Negotiations on the Biden administration’s climate and social spending agenda largely stalled in December after swing vote Sen. Joe Manchin (D-W.Va.) said he would vote against President Biden’s Build Back Better plan.
But progressive groups see Manchin’s comments in recent weeks as signaling an openness to spending on climate issues and are pushing leadership to bring the issue to the forefront.
“In his own words, Majority Leader Chuck Schumer promised the Senate will ‘forcefully, insistently, and urgently’ address climate as the greatest threat to our country. But after more than a year of Democratic control in Washington, he still has yet to deliver,” Evergreen Action Executive Director Jamal Raad said in a statement that was first shared with The Hill.
The group is also releasing a video on Monday, shared first with The Hill, that calls on Schumer to “deliver.”
Meanwhile, several local climate groups are planning to demonstrate outside of Schumer’s house on Monday.
Alice Hu, a federal climate campaigner with New York Communities for Change, said she’s frustrated with the senator.
“It’s your job as the leader of your party to manage those relationships and to broker those deals,” Hu said.
“His inaction and his inability to do his job properly is not just costing us this piece of legislation … it’s literally costing us our future,” she added.
Manchin earlier this month pitched a scaled-down bill that would include spending priorities for Democrats, possibly including climate change.

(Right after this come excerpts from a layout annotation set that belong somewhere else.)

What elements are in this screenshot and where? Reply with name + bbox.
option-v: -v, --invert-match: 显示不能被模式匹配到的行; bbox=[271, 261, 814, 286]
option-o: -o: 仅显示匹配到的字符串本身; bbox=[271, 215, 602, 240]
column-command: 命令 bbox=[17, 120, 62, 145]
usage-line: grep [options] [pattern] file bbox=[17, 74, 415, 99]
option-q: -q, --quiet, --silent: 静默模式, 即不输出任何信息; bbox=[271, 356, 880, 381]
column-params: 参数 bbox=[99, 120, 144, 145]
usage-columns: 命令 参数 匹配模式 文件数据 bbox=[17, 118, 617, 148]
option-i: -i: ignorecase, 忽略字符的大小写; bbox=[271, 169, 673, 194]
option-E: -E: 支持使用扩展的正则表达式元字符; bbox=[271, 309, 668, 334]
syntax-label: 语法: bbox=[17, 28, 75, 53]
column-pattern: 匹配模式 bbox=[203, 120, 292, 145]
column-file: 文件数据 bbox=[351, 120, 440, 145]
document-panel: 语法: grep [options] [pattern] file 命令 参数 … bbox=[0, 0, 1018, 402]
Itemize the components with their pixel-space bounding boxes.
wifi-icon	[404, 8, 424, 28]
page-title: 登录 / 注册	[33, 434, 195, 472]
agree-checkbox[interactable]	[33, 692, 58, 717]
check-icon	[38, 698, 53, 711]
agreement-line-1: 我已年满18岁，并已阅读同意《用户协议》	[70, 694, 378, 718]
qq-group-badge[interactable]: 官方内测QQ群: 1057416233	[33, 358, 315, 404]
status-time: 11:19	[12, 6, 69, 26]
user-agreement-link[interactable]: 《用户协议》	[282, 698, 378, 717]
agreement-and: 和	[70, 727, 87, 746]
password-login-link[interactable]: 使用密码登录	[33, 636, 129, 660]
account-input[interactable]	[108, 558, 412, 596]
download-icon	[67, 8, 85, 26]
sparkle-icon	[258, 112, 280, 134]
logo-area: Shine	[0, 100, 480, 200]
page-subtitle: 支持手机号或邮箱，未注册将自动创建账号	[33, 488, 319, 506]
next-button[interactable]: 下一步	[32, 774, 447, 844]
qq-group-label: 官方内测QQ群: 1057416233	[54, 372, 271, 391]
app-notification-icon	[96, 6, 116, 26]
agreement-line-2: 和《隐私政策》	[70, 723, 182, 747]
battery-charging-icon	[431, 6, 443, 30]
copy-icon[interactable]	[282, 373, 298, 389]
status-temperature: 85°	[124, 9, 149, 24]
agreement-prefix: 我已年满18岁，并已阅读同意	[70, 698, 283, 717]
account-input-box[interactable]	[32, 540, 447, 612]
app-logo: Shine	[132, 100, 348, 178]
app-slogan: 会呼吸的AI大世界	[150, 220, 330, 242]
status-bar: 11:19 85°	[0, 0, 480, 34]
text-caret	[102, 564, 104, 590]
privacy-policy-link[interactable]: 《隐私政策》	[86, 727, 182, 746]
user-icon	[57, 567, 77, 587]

“Half of that money should be dedicated to fighting inflation and reducing the deficit,” he said. “The other half you can pick for a 10-year program, whatever you think is the highest priority and right now it seems to be the environment.”
The Senate has been focused for the last several weeks on other issues, including Russia’s war in Ukraine and the government funding bill.
Schumer recently alluded to the social and climate spending agenda, which would need to pass the Senate with a simple majority vote in a process called reconciliation, in a “Dear Colleague” letter.
“In reconciliation, Senate Democrats have introduced additional legislative proposals to lower the rising cost of energy, prescription drugs and health care, and the costs of raising a family,” he wrote last week. “Senate Democrats are focused on delivering on our promise to fight these rising costs.”
Raad told The Hill that the letter was a “step in the right direction” but said he wants the majority leader to “gather the relevant leaders in the Senate and strike a deal.”
House Democrats are calling on President Biden to restart negotiations on the package.
“Every day we fail to reach an agreement on the baseline climate investments passed by the House is a day American families and businesses pay the price at the pumps and oil-rich oligarchs profit,” nearly 90 Democrats wrote to the president on Monday.
The Hill has reached out to Schumer’s office for comment.